Get a Life, Chloe Brown
- Author: Talia Hibbert
- Language: English
- Series: The Brown Sisters
- Genre: Fiction, Romance
- Publisher: Avon Romance
- Publication date: 2019
- ISBN: 9780062941206
- Followed by: Take a Hint, Dani Brown

= Get a Life, Chloe Brown =

2019 novel by Talia Hibbert

Get a Life, Chloe Brown is a 2019 romance novel written by Talia Hibbert and published by Avon Romance. It is Hibbert's first traditionally published book from and is the first book of a trilogy following the Brown sisters. The novel was followed by Take A Hint, Dani Brown in 2020 and Act Your Age, Eve Brown in 2021.

The audiobook of Get a Life, Chloe Brown was narrated by Adjoa Andoh and published by HarperAudio.

== Background ==
Hibbert has identified Get a Life, Chloe Brown as an #OwnVoices work; the main character lives with chronic pain, like Hibbert herself. For much of her life, Hibbert struggled with undiagnosed health issues, until it was diagnosed as fibromyalgia. Hibbert's multiple issues with doctors influenced the topic of medical discrimination in her novel.

The novel explores the strain that chronic pain can place on both familial and romantic relationships, as well as showing a person with chronic pain is deserving and capable of having a loving relationship. The book explores methods of reasserting a sense of control within a life that was once ruled by illness.

== Reception ==
Get a Life, Chloe Brown was featured on the Today show and reached the best seller lists of both USA Today and The Wall Street Journal. It reached #77 on the USA Today Bestseller list.

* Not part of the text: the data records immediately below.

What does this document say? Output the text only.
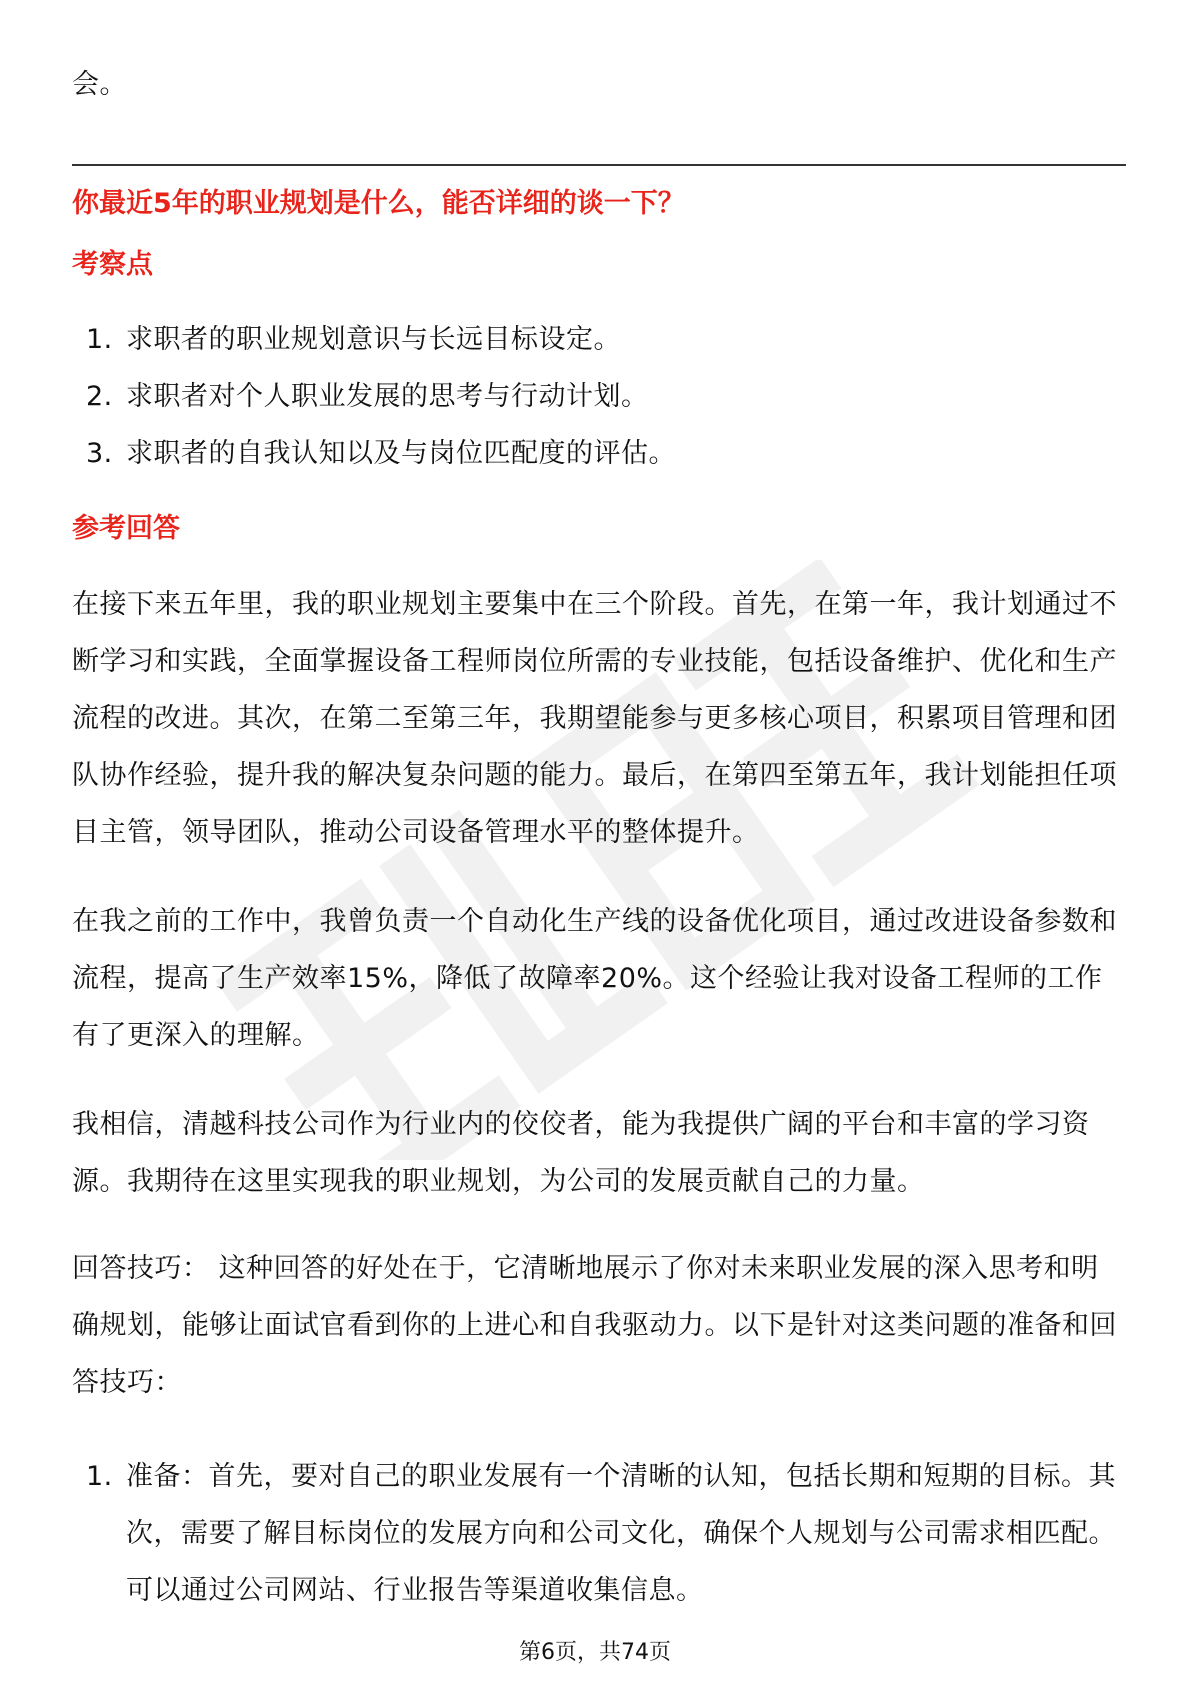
会。
你最近5年的职业规划是什么，能否详细的谈一下？
考察点
1. 求职者的职业规划意识与长远目标设定。
2. 求职者对个人职业发展的思考与行动计划。
3. 求职者的自我认知以及与岗位匹配度的评估。
参考回答
在接下来五年里，我的职业规划主要集中在三个阶段。首先，在第一年，我计划通过不断学习和实践，全面掌握设备工程师岗位所需的专业技能，包括设备维护、优化和生产流程的改进。其次，在第二至第三年，我期望能参与更多核心项目，积累项目管理和团队协作经验，提升我的解决复杂问题的能力。最后，在第四至第五年，我计划能担任项目主管，领导团队，推动公司设备管理水平的整体提升。
在我之前的工作中，我曾负责一个自动化生产线的设备优化项目，通过改进设备参数和流程，提高了生产效率15%，降低了故障率20%。这个经验让我对设备工程师的工作有了更深入的理解。
我相信，清越科技公司作为行业内的佼佼者，能为我提供广阔的平台和丰富的学习资源。我期待在这里实现我的职业规划，为公司的发展贡献自己的力量。
回答技巧： 这种回答的好处在于，它清晰地展示了你对未来职业发展的深入思考和明确规划，能够让面试官看到你的上进心和自我驱动力。以下是针对这类问题的准备和回答技巧：
1. 准备：首先，要对自己的职业发展有一个清晰的认知，包括长期和短期的目标。其次，需要了解目标岗位的发展方向和公司文化，确保个人规划与公司需求相匹配。可以通过公司网站、行业报告等渠道收集信息。
第6页，共74页
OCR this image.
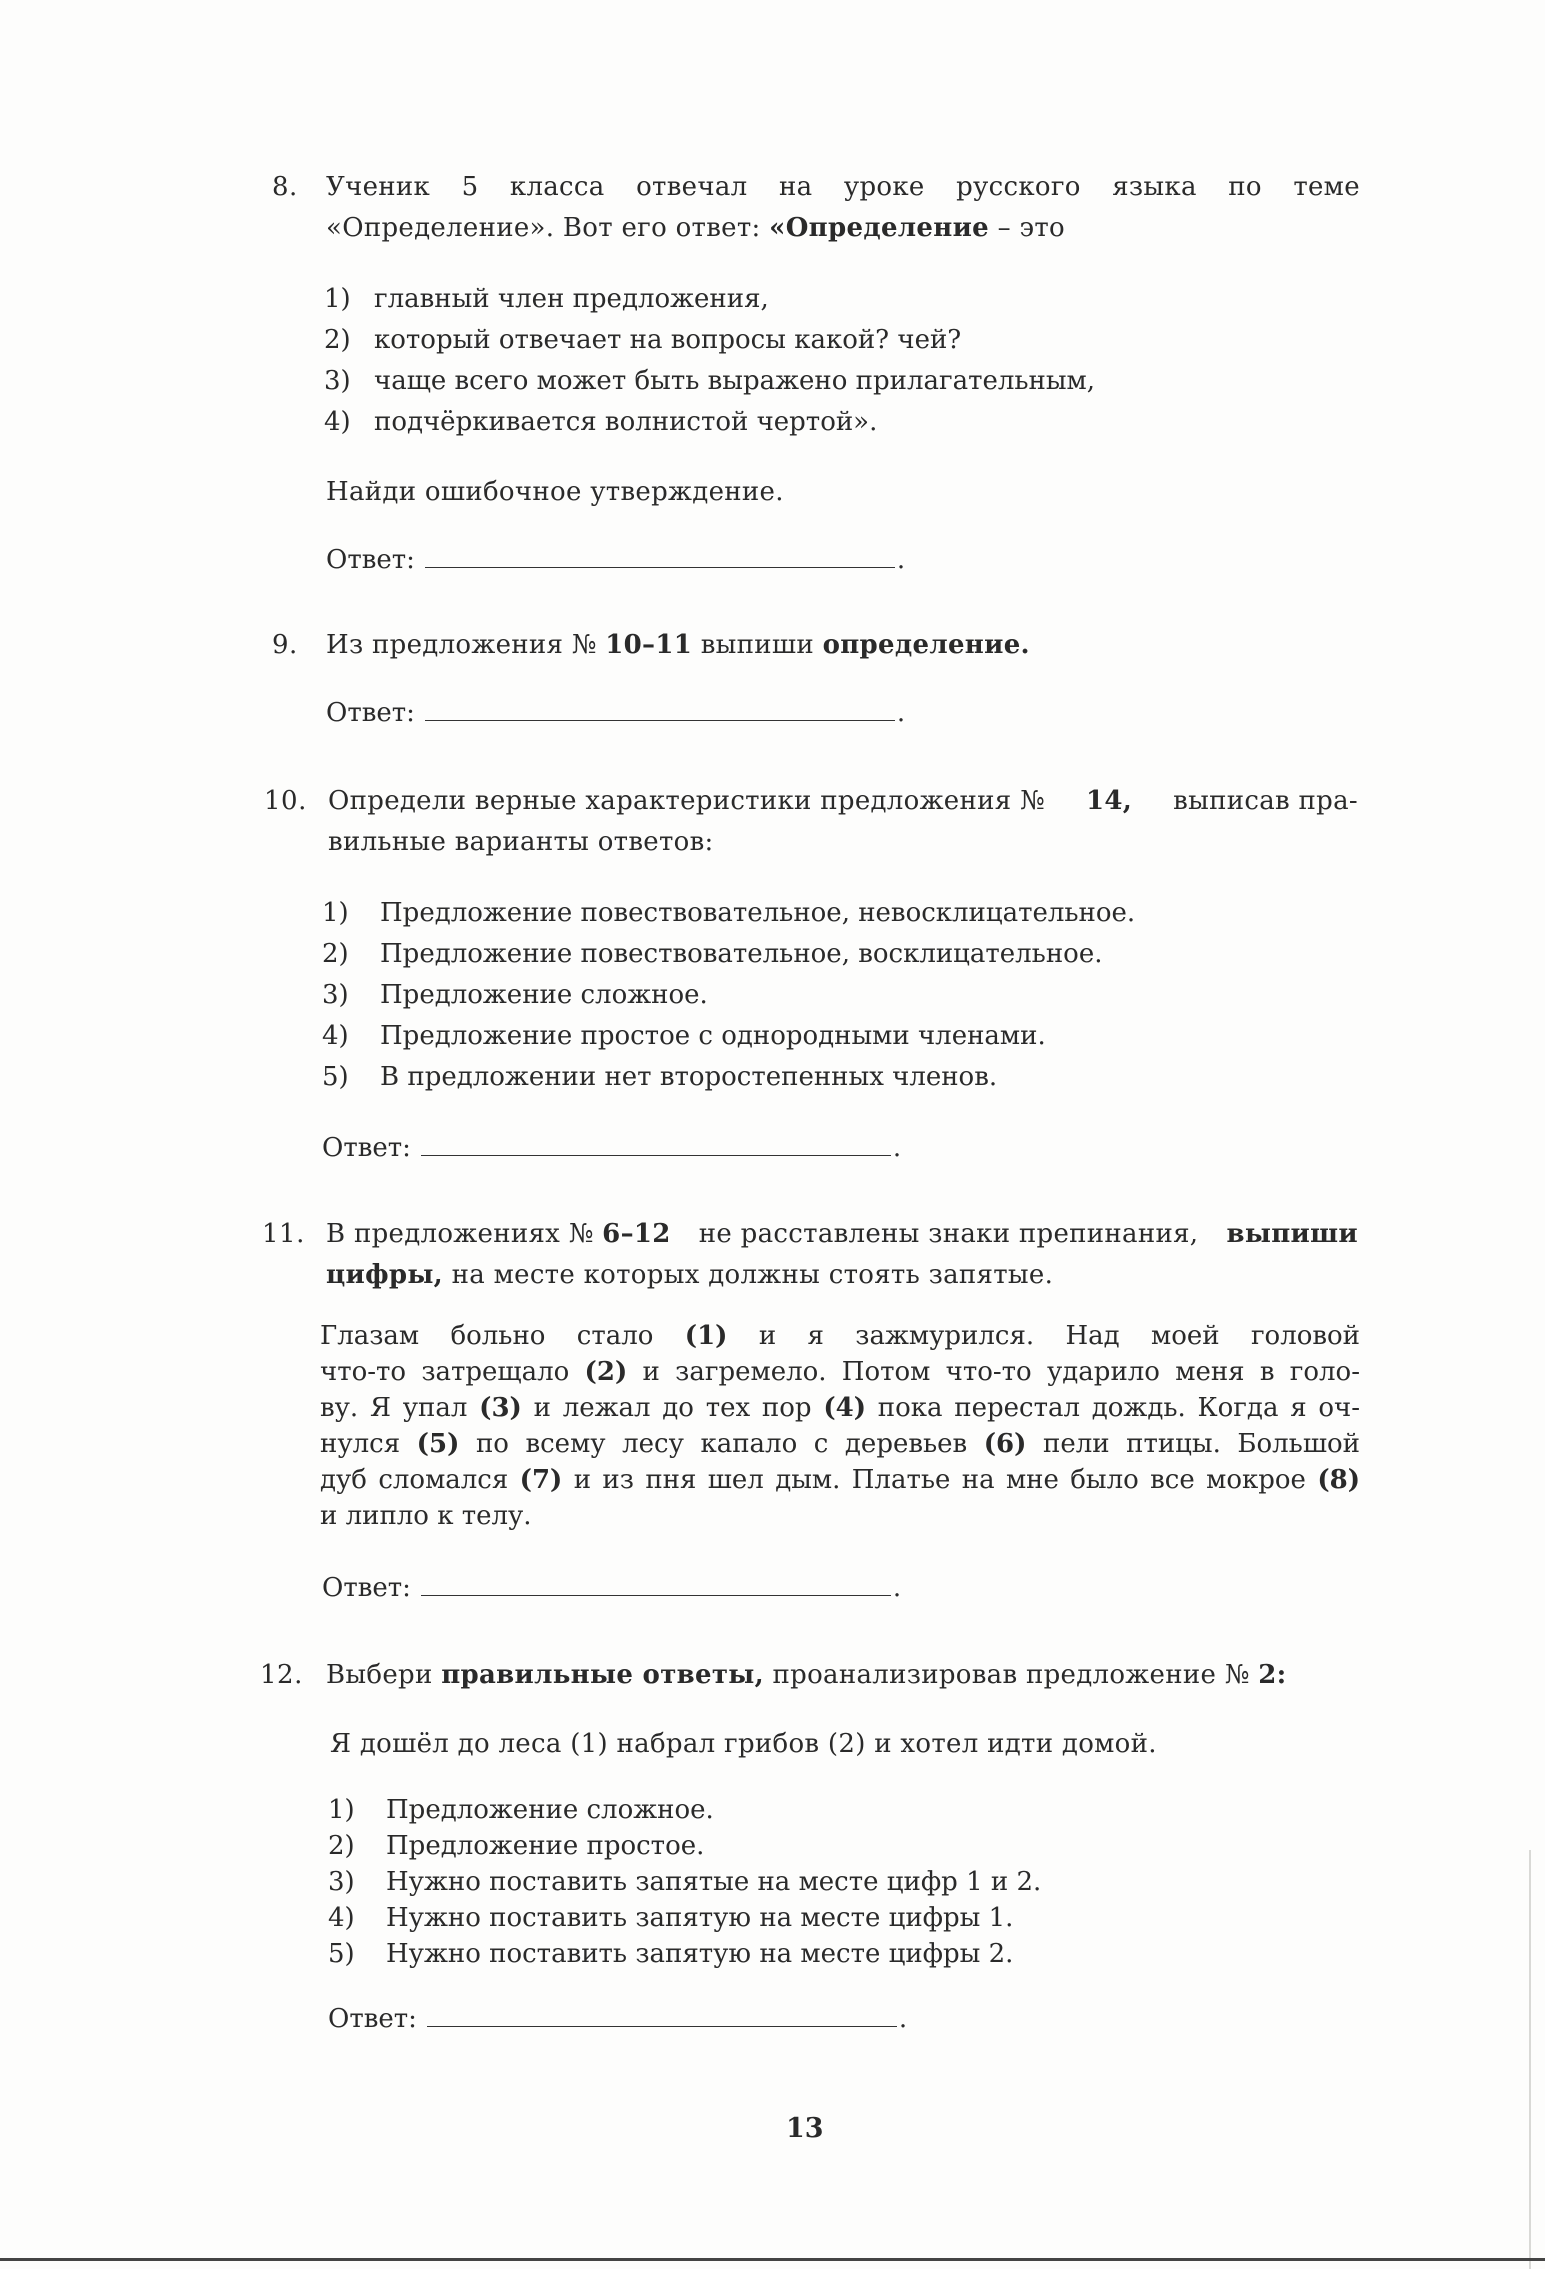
8. Ученик 5 класса отвечал на уроке русского языка по теме
«Определение». Вот его ответ: «Определение – это
1) главный член предложения,
2) который отвечает на вопросы какой? чей?
3) чаще всего может быть выражено прилагательным,
4) подчёркивается волнистой чертой».
Найди ошибочное утверждение.
Ответ:	.
9. Из предложения № 10–11 выпиши определение.
Ответ:	.
10. Определи верные характеристики предложения № 14, выписав пра-
вильные варианты ответов:
1) Предложение повествовательное, невосклицательное.
2) Предложение повествовательное, восклицательное.
3) Предложение сложное.
4) Предложение простое с однородными членами.
5) В предложении нет второстепенных членов.
Ответ:	.
11. В предложениях № 6–12 не расставлены знаки препинания, выпиши
цифры, на месте которых должны стоять запятые.
Глазам больно стало (1) и я зажмурился. Над моей головой
что-то затрещало (2) и загремело. Потом что-то ударило меня в голо-
ву. Я упал (3) и лежал до тех пор (4) пока перестал дождь. Когда я оч-
нулся (5) по всему лесу капало с деревьев (6) пели птицы. Большой
дуб сломался (7) и из пня шел дым. Платье на мне было все мокрое (8)
и липло к телу.
Ответ:	.
12. Выбери правильные ответы, проанализировав предложение № 2:
Я дошёл до леса (1) набрал грибов (2) и хотел идти домой.
1) Предложение сложное.
2) Предложение простое.
3) Нужно поставить запятые на месте цифр 1 и 2.
4) Нужно поставить запятую на месте цифры 1.
5) Нужно поставить запятую на месте цифры 2.
Ответ:	.
13
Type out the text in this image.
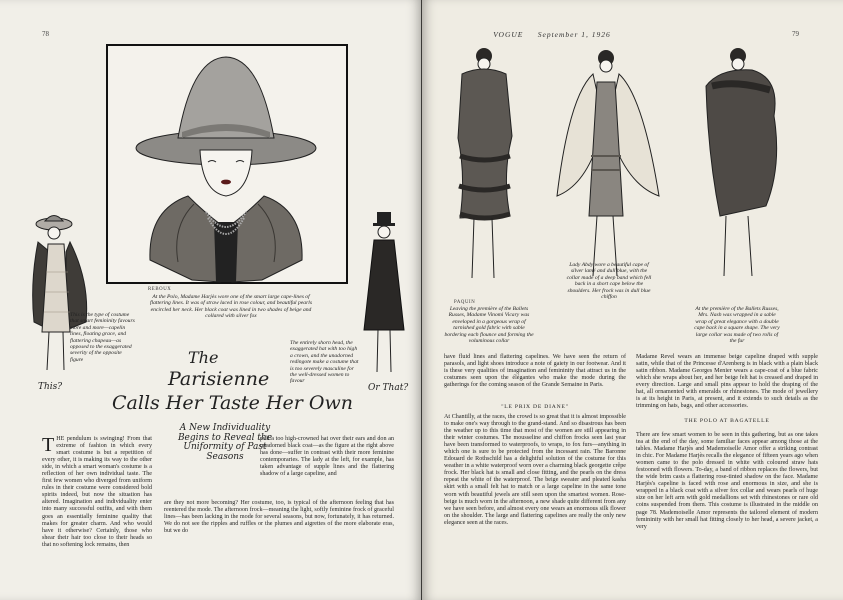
78
REBOUX
At the Polo, Madame Harjès wore one of the smart large cape-lines of flattering lines. It was of straw laced in rose colour, and beautiful pearls encircled her neck. Her black coat was lined in two shades of beige and collared with silver fox
This?
This is the type of costume that smart femininity favours more and more—capelin lines, floating grace, and flattering chapeau—as opposed to the exaggerated severity of the opposite figure
Or That?
The entirely shorn head, the exaggerated hat with too high a crown, and the unadorned redingote make a costume that is too severely masculine for the well-dressed women to favour
The
Parisienne
Calls Her Taste Her Own
A New Individuality
Begins to Reveal the
Uniformity of Past
Seasons
THE pendulum is swinging! From that extreme of fashion in which every smart costume is but a repetition of every other, it is making its way to the other side, in which a smart woman's costume is a reflection of her own individual taste. The first few women who diverged from uniform rules in their costume were considered bold spirits indeed, but now the situation has altered. Imagination and individuality enter into many successful outfits, and with them goes an essentially feminine quality that makes for greater charm. And who would have it otherwise? Certainly, those who shear their hair too close to their heads so that no softening lock remains, then
pull a too high-crowned hat over their ears and don an unadorned black coat—as the figure at the right above has done—suffer in contrast with their more feminine contemporaries. The lady at the left, for example, has taken advantage of supple lines and the flattering shadow of a large capeline, and
are they not more becoming? Her costume, too, is typical of the afternoon feeling that has reentered the mode. The afternoon frock—meaning the light, softly feminine frock of graceful lines—has been lacking in the mode for several seasons, but now, fortunately, it has returned. We do not see the ripples and ruffles or the plumes and aigrettes of the more elaborate eras, but we do
VOGUE     September 1, 1926	79
PAQUIN
Leaving the première of the Ballets Russes, Madame Vinomi Vicary was enveloped in a gorgeous wrap of tarnished gold fabric with sable bordering each flounce and forming the voluminous collar
Lady Abdy wore a beautiful cape of silver lamé and dull blue, with the collar made of a deep band which fell back in a short cape below the shoulders. Her frock was in dull blue chiffon
At the première of the Ballets Russes, Mrs. Nash was wrapped in a sable wrap of great elegance with a double cape back in a square shape. The very large collar was made of two rolls of the fur
have fluid lines and flattering capelines. We have seen the return of parasols, and light shoes introduce a note of gaiety in our footwear. And it is these very qualities of imagination and femininity that attract us in the costumes seen upon the élégantes who make the mode during the gatherings for the coming season of the Grande Semaine in Paris.
"LE PRIX DE DIANE"
At Chantilly, at the races, the crowd is so great that it is almost impossible to make one's way through to the grand-stand. And so disastrous has been the weather up to this time that most of the women are still appearing in their winter costumes. The mousseline and chiffon frocks seen last year have been transformed to waterproofs, to wraps, to fox furs—anything in which one is sure to be protected from the incessant rain. The Baronne Edouard de Rothschild has a delightful solution of the costume for this weather in a white waterproof worn over a charming black georgette crêpe frock. Her black hat is small and close fitting, and the pearls on the dress repeat the white of the waterproof. The beige sweater and pleated kasha skirt with a small felt hat to match or a large capeline in the same tone worn with beautiful jewels are still seen upon the smartest women. Rose-beige is much worn in the afternoon, a new shade quite different from any we have seen before, and almost every one wears an enormous silk flower on the shoulder. The large and flattering capelines are really the only new elegance seen at the races.
Madame Revel wears an immense beige capeline draped with supple satin, while that of the Princesse d'Arenberg is in black with a plain black satin ribbon. Madame Georges Menier wears a cape-coat of a blue fabric which she wraps about her, and her beige felt hat is creased and draped in every direction. Large and small pins appear to hold the draping of the hat, all ornamented with emeralds or rhinestones. The mode of jewellery is at its height in Paris, at present, and it extends to such details as the trimming on hats, bags, and other accessories.
THE POLO AT BAGATELLE
There are few smart women to be seen in this gathering, but as one takes tea at the end of the day, some familiar faces appear among those at the tables. Madame Harjès and Mademoiselle Amor offer a striking contrast in chic. For Madame Harjès recalls the elegance of fifteen years ago when women came to the polo dressed in white with coloured straw hats festooned with flowers. To-day, a band of ribbon replaces the flowers, but the wide brim casts a flattering rose-tinted shadow on the face. Madame Harjès's capeline is faced with rose and enormous in size, and she is wrapped in a black coat with a silver fox collar and wears pearls of huge size on her left arm with gold medallions set with rhinestones or rare old coins suspended from them. This costume is illustrated in the middle on page 78. Mademoiselle Amor represents the tailored element of modern femininity with her small hat fitting closely to her head, a severe jacket, a very
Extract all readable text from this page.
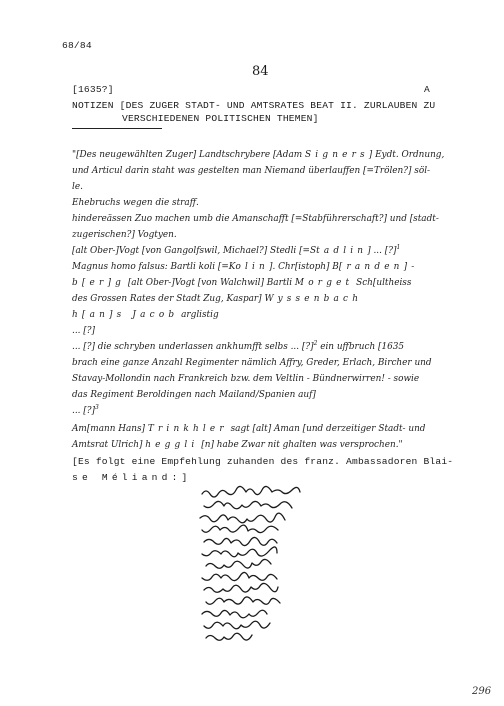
68/84
84
[1635?]	A
NOTIZEN [DES ZUGER STADT- UND AMTSRATES BEAT II. ZURLAUBEN ZU
VERSCHIEDENEN POLITISCHEN THEMEN]
"[Des neugewählten Zuger] Landtschrybere [Adam Signers] Eydt. Ordnung,
und Articul darin staht was gestelten man Niemand überlauffen [=Trölen?] söl-
le.
Ehebruchs wegen die straff.
hindereässen Zuo machen umb die Amanschafft [=Stabführerschaft?] und [stadt-
zugerischen?] Vogtyen.
[alt Ober-]Vogt [von Gangolfswil, Michael?] Stedli [=Stadlin] ... [?]$^1$
Magnus homo falsus: Bartli koli [=Kolin]. Chr[istoph] B[randen]-
b[er]g [alt Ober-]Vogt [von Walchwil] Bartli Morget Sch[ultheiss
des Grossen Rates der Stadt Zug, Kaspar] Wyssenbach
h[an]s Jacob arglistig
... [?]
... [?] die schryben underlassen ankhumfft selbs ... [?]$^2$ ein uffbruch [1635
brach eine ganze Anzahl Regimenter nämlich Affry, Greder, Erlach, Bircher und
Stavay-Mollondin nach Frankreich bzw. dem Veltlin - Bündnerwirren! - sowie
das Regiment Beroldingen nach Mailand/Spanien auf]
... [?]$^3$
Am[mann Hans] Trinkhler sagt [alt] Aman [und derzeitiger Stadt- und
Amtsrat Ulrich] heggli [n] habe Zwar nit ghalten was versprochen."
[Es folgt eine Empfehlung zuhanden des franz. Ambassadoren Blai-
se Méliand:]
296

Get a Life, Chloe Brown has been reviewed in The Washington Post. and twice on NPR. Roxane Gay gave the novel a 4 star review on Goodreads, calling it a "Charming romance novel involving a woman with chronic pain and an attitude to mask it and her building’s super, a giant man with long flowing red hair and a tender, wounded heart. Well written, great banter, sexy vibes." Jaime Green's review for The New York Times called Hibbert a "brilliant writer."

The novel received the Ripped Bodice Awards for Excellence in Romance Fiction in 2019.